Paraffin blocks were obtained from 223 of 256 eligible patients, and buccal cells were obtained from 17 living women. CYP2D6 (*4 and *6) and CYP3A5 (*3) genotypes were determined from 190, 194, and 205 patient samples and in 17 living women. The concordance rate between buccal and tumor genotype was 100%. Women with the CYP2D6 *4/*4 genotype had worse relapse-free time (RF-time; P = .023) and disease-free survival (DFS; P = .012), but not overall survival (P = .169) and did not experience moderate to severe hot flashes relative to women heterozygous or homozygous for the wild-type allele. In the multivariate analysis, women with the CYP2D6 *4/4 genotype still tended to have worse RFS (hazard ratio [HR], 1.85; P = .176) and DFS (HR, 1.86; P = .089). The CYP3A53 variant was not associated with any of these clinical outcomes.
In tamoxifen-treated patients, women with the CYP2D6 *4/*4 genotype tend to have a higher risk of disease relapse and a lower incidence of hot flashes, which is consistent with our previous observation that CYP2D6 is responsible for the metabolic activation of tamoxifen to endoxifen.

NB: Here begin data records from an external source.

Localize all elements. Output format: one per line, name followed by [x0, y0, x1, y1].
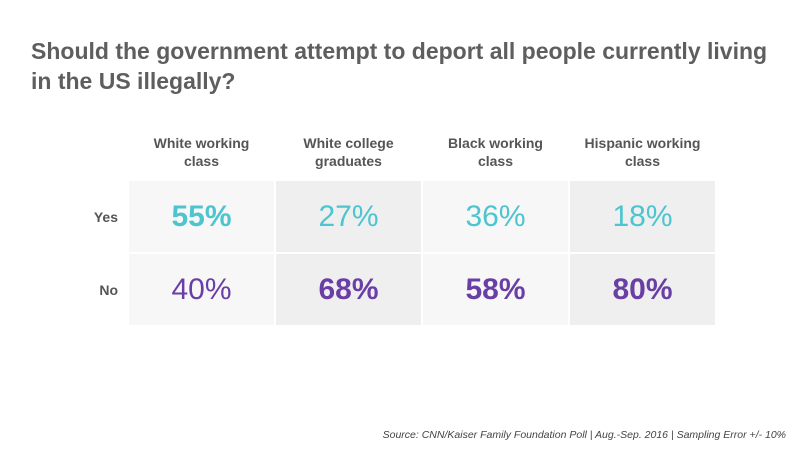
header-row: White working class White college gradua…	[82, 125, 715, 179]
table-row-yes: Yes 55% 27% 36% 18%	[82, 181, 715, 252]
chart-title: Should the government attempt to deport …	[31, 38, 768, 94]
cell-yes-hispanic-working-class: 18%	[570, 181, 715, 252]
row-label-no: No	[99, 281, 118, 298]
table-row-no: No 40% 68% 58% 80%	[82, 254, 715, 325]
cell-no-white-working-class: 40%	[129, 254, 274, 325]
cell-no-black-working-class: 58%	[423, 254, 568, 325]
column-header-white-working-class: White working class	[153, 135, 250, 169]
column-header-black-working-class: Black working class	[448, 135, 543, 169]
source-note: Source: CNN/Kaiser Family Foundation Pol…	[382, 429, 786, 441]
corner-cell	[82, 125, 127, 179]
cell-no-white-college-graduates: 68%	[276, 254, 421, 325]
cell-yes-white-college-graduates: 27%	[276, 181, 421, 252]
cell-yes-black-working-class: 36%	[423, 181, 568, 252]
cell-yes-white-working-class: 55%	[129, 181, 274, 252]
column-header-white-college-graduates: White college graduates	[303, 135, 394, 169]
column-header-hispanic-working-class: Hispanic working class	[584, 135, 701, 169]
poll-table: White working class White college gradua…	[80, 123, 717, 327]
cell-no-hispanic-working-class: 80%	[570, 254, 715, 325]
row-label-yes: Yes	[93, 208, 118, 225]
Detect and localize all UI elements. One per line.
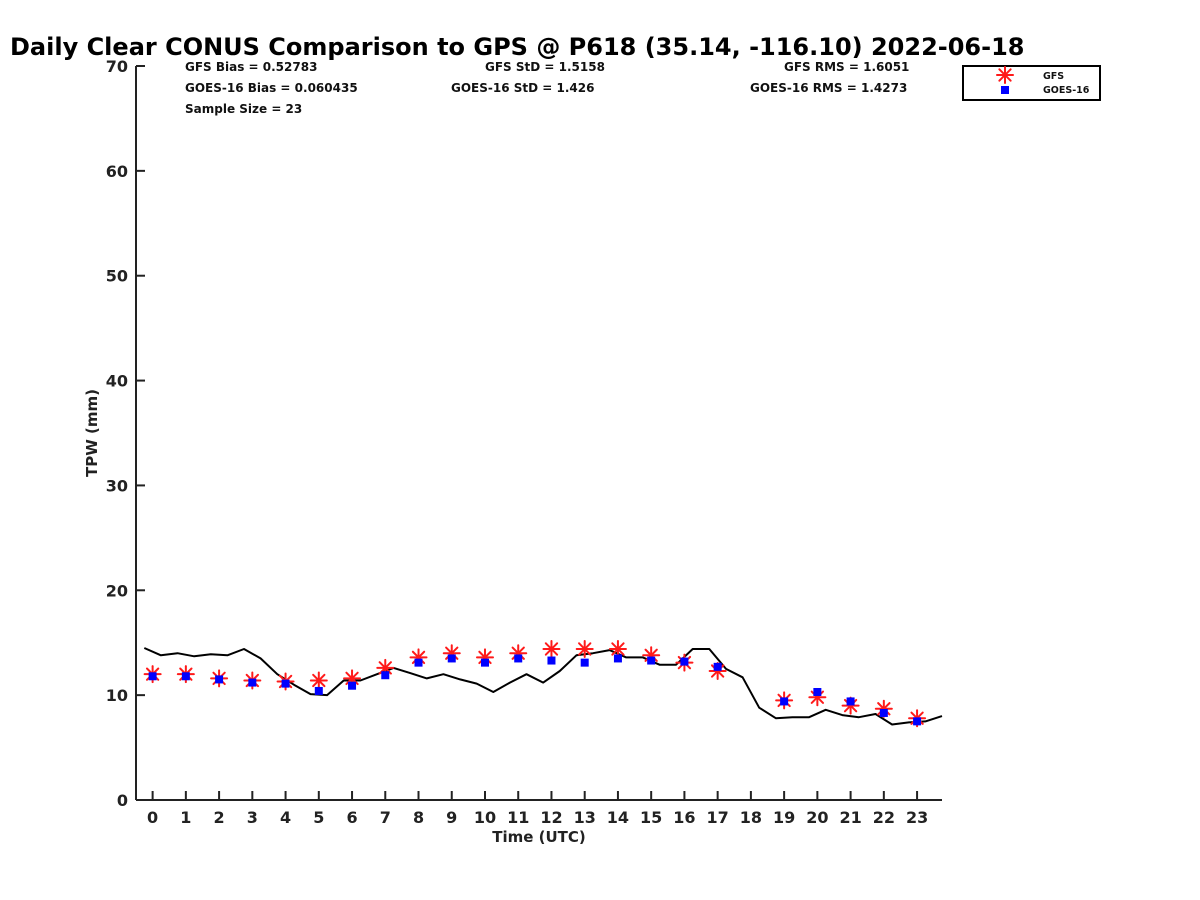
gfs-point xyxy=(309,671,328,690)
x-tick-label: 20 xyxy=(806,808,828,827)
legend-gfs-label: GFS xyxy=(1043,71,1064,82)
x-tick-label: 4 xyxy=(280,808,291,827)
gfs-point xyxy=(542,640,561,659)
x-tick-label: 21 xyxy=(839,808,861,827)
x-tick-label: 17 xyxy=(707,808,729,827)
goes-16-point xyxy=(514,654,523,663)
goes-16-point xyxy=(713,662,722,671)
legend-gfs-marker xyxy=(996,66,1014,84)
goes-16-point xyxy=(314,686,323,695)
y-tick-label: 70 xyxy=(106,57,128,76)
x-tick-label: 22 xyxy=(873,808,895,827)
goes-16-point xyxy=(181,672,190,681)
x-tick-label: 3 xyxy=(247,808,258,827)
gfs-point xyxy=(608,640,627,659)
x-axis-label: Time (UTC) xyxy=(492,828,586,846)
gfs-point xyxy=(575,640,594,659)
goes-16-point xyxy=(913,717,922,726)
goes-16-point xyxy=(381,671,390,680)
legend: GFS GOES-16 xyxy=(962,65,1101,101)
x-tick-label: 11 xyxy=(507,808,529,827)
goes-16-point xyxy=(680,657,689,666)
x-tick-label: 23 xyxy=(906,808,928,827)
goes-16-point xyxy=(846,697,855,706)
gfs-bias-stat: GFS Bias = 0.52783 xyxy=(185,60,317,74)
x-tick-label: 16 xyxy=(673,808,695,827)
legend-goes-label: GOES-16 xyxy=(1043,85,1090,96)
goes-16-point xyxy=(580,658,589,667)
goes-16-point xyxy=(447,654,456,663)
y-tick-label: 20 xyxy=(106,581,128,600)
goes-16-point xyxy=(879,708,888,717)
y-tick-label: 60 xyxy=(106,162,128,181)
x-tick-label: 5 xyxy=(313,808,324,827)
goes-16-point xyxy=(248,678,257,687)
goes-16-point xyxy=(414,658,423,667)
legend-gfs-asterisk xyxy=(996,66,1014,84)
y-tick-label: 10 xyxy=(106,686,128,705)
goes-16-point xyxy=(480,658,489,667)
x-tick-label: 18 xyxy=(740,808,762,827)
x-tick-label: 9 xyxy=(446,808,457,827)
sample-size-stat: Sample Size = 23 xyxy=(185,102,302,116)
goes-rms-stat: GOES-16 RMS = 1.4273 xyxy=(750,81,907,95)
legend-goes-marker xyxy=(1001,86,1009,94)
goes-16-point xyxy=(348,681,357,690)
x-tick-label: 19 xyxy=(773,808,795,827)
x-tick-label: 12 xyxy=(540,808,562,827)
x-tick-label: 8 xyxy=(413,808,424,827)
goes-16-point xyxy=(780,697,789,706)
goes-16-point xyxy=(281,679,290,688)
plot-area xyxy=(143,640,943,728)
gps-series-line xyxy=(143,647,943,726)
x-tick-label: 0 xyxy=(147,808,158,827)
chart-title: Daily Clear CONUS Comparison to GPS @ P6… xyxy=(10,33,1024,61)
goes-16-point xyxy=(148,672,157,681)
x-tick-label: 2 xyxy=(214,808,225,827)
goes-std-stat: GOES-16 StD = 1.426 xyxy=(451,81,594,95)
x-tick-label: 7 xyxy=(380,808,391,827)
x-tick-label: 1 xyxy=(180,808,191,827)
y-tick-label: 30 xyxy=(106,476,128,495)
goes-16-point xyxy=(613,654,622,663)
legend-goes-square xyxy=(1001,86,1009,94)
y-tick-label: 40 xyxy=(106,372,128,391)
goes-16-point xyxy=(647,656,656,665)
x-tick-label: 6 xyxy=(346,808,357,827)
x-tick-label: 13 xyxy=(574,808,596,827)
y-axis-label: TPW (mm) xyxy=(83,389,101,477)
stats-block: GFS Bias = 0.52783 GFS StD = 1.5158 GFS … xyxy=(185,60,909,116)
goes-16-point xyxy=(813,687,822,696)
goes-bias-stat: GOES-16 Bias = 0.060435 xyxy=(185,81,358,95)
x-tick-label: 10 xyxy=(474,808,496,827)
legend-box xyxy=(962,65,1101,101)
goes-16-point xyxy=(215,675,224,684)
y-tick-label: 0 xyxy=(117,791,128,810)
y-tick-label: 50 xyxy=(106,267,128,286)
goes-16-point xyxy=(547,656,556,665)
gfs-std-stat: GFS StD = 1.5158 xyxy=(485,60,605,74)
x-tick-label: 15 xyxy=(640,808,662,827)
gfs-rms-stat: GFS RMS = 1.6051 xyxy=(784,60,909,74)
x-tick-label: 14 xyxy=(607,808,629,827)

他莫昔芬代谢基因多态性会影响他莫昔芬代谢产物的血浆浓度,但其对临床结局的影响尚不清楚。
在参加北中部癌症治疗组辅助性乳腺癌试验的接受他莫昔芬治疗的女性中,我们从石蜡包埋的肿瘤样本和颊黏膜细胞(在世患者)中测定细胞色素P450(CYP)2D6(4和6)及CYP3A5(*3)基因型。使用对数秩检验和Cox比例风险模型确定基因型与疾病结局之间的关系。
从256例符合条件的患者中的223例获取了石蜡块,从17名在世女性中获取了颊黏膜细胞。从190、194和205例患者样本以及17名在世女性中测定了CYP2D6(4和6)及CYP3A5(*3)基因型。颊黏膜和肿瘤基因型之间的一致率为100%。与野生型等位基因杂合或纯合的女性相比,携带CYP2D6 *4/*4基因型的女性无复发生存时间(RF-time;P = 0.023)和无病生存期(DFS;P = 0.012)较差,但总生存期无差异(P = 0.169),且未经历中度至重度潮热。在多变量分析中,携带CYP2D6 *4/4基因型的女性仍倾向于有较差的无复发生存率(风险比[HR],1.85;P = 0.176)和无病生存率(HR,1.86;P = 0.089)。CYP3A53变异与这些临床结局均无关。
在接受他莫昔芬治疗的患者中,携带CYP2D6 *4/*4基因型的女性往往疾病复发风险较高且潮热发生率较低,这与我们之前观察到的CYP2D6负责将他莫昔芬代谢活化为内昔芬一致。